Altro passaggio significativo della decisione è quello riferito alla ritenuta necessaria verifica del collegamento tra l’oggetto del sequestro “per equivalente” ed il profitto del reato. Ciò che la decisione del Giudice di legittimità apprezzabilmente sembra esigere è un controllo non solo quantitativo di corrispondenza tra beni da apprendere e valore dell’utilità derivata da reato, ma anche di tipo individuale: richiamandosi alla intrinseca pericolosità che il profitto del reato esprime (pericolosità che, evidentemente, non può che apprezzarsi con riferimento alla posizione soggettiva di chi abbia beneficiato dei risultati economici dell’attività illecita), la Corte esclude la denunciata “violazione dei dettami costituzionali” proprio in ragione della necessità di accertare che ciò che viene sequestrato corrisponde a ciò che il destinatario della misura ha effettivamente incamerato dal reato: “la proiezione di pericolosità che caratterizza nello specifico la misura del sequestro per equivalente deriva dal fatto che ciò che viene appreso è, per l’appunto, l’equivalente del profitto lucrato dal delitto”, ed è “tale equivalenza che proietta sul bene la sua pericolosità, sì che non è ravvisabile … alcuna lesione del diritto di difesa perché la persona nei cui confronti si procede dovrà e potrà rispondere proprio sul collegamento tra il bene e il profitto”. Il che vuol dire, appunto, che in tanto si potrà procedere a sequestrare l’”equivalente”, in quanto sia accertato (almeno sul piano prognostico) che il detentore dei beni abbia orginariamente incamerato il profitto.

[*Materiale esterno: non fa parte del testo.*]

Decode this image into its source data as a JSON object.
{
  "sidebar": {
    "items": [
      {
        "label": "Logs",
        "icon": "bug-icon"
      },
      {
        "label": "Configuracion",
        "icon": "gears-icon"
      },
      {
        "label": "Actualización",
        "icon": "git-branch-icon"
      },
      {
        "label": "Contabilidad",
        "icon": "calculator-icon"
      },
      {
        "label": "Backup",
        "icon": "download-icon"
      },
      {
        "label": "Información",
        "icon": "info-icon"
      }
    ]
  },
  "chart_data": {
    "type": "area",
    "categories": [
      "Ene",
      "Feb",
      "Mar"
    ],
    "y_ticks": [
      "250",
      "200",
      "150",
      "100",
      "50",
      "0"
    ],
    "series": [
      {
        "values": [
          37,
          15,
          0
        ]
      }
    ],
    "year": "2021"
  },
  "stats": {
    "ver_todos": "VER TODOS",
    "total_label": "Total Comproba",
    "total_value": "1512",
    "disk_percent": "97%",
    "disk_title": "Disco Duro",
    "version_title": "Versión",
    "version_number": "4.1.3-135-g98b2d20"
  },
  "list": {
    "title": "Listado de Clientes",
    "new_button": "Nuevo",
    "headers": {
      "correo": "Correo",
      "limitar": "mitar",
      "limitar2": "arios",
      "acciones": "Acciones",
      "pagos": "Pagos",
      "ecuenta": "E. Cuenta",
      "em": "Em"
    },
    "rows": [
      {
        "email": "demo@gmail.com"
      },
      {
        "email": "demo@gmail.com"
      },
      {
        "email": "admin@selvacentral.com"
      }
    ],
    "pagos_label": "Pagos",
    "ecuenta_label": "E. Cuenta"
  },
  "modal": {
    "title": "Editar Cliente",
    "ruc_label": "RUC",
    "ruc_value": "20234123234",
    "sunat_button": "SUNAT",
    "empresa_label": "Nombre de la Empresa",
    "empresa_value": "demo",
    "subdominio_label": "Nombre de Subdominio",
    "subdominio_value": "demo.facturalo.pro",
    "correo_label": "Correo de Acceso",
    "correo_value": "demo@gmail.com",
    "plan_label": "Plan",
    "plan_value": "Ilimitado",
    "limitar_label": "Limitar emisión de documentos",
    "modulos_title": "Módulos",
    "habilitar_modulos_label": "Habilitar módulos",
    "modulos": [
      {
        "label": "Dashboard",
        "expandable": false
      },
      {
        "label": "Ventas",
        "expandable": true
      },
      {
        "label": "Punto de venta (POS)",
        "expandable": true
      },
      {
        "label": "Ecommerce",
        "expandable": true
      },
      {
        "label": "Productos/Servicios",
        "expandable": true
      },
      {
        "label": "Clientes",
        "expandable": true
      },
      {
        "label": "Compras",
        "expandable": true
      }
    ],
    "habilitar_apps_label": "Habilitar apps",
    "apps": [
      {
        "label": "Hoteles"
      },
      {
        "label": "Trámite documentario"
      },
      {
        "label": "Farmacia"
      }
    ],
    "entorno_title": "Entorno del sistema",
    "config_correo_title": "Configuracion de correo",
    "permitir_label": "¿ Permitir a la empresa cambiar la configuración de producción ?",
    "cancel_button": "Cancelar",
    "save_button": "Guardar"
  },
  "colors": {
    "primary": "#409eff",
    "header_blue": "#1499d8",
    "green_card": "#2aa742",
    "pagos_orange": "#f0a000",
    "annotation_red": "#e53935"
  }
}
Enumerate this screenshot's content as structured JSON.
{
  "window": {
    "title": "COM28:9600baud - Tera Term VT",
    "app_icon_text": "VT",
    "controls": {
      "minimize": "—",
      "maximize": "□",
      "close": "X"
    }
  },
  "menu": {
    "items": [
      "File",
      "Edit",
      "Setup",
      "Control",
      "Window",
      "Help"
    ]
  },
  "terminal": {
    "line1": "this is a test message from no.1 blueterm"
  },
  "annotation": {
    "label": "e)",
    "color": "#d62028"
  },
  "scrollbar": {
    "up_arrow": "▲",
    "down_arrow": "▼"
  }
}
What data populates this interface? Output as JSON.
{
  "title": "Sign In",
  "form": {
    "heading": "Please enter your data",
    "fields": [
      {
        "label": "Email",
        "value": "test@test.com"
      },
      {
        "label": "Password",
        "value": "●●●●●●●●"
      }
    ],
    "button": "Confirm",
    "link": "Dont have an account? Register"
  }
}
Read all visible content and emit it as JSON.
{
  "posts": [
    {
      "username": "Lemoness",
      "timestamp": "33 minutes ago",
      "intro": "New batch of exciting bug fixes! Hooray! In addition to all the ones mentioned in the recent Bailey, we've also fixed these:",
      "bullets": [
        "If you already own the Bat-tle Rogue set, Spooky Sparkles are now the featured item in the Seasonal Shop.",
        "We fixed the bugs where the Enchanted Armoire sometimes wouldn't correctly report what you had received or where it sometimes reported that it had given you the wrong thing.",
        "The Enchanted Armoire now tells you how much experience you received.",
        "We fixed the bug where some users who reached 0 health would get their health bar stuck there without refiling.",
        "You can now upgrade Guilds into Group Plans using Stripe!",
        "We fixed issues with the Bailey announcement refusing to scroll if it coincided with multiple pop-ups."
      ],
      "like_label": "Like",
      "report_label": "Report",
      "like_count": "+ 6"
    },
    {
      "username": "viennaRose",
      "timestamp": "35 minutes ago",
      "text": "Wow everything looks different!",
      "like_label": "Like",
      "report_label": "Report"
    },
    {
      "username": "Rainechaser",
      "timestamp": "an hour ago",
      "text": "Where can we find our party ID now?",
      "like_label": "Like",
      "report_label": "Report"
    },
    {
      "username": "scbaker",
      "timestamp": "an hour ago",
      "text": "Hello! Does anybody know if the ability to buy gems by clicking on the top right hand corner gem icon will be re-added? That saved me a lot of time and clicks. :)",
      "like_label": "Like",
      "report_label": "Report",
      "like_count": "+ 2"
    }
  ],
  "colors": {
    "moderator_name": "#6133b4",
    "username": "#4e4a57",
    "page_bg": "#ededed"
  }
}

E non è poco, visto che in giurisprudenza il concetto di “equivalenza” è stato sino ad oggi piegato ad usi decisamente più disinvolti: come il legittimare sequestri per valore anche nei confronti di chi pure risulti non aver mai percepito alcun profitto dal reato, in ragione di una equazione puramente oggettiva, del tutto svincolata da qualsiasi riscontro soggettivo.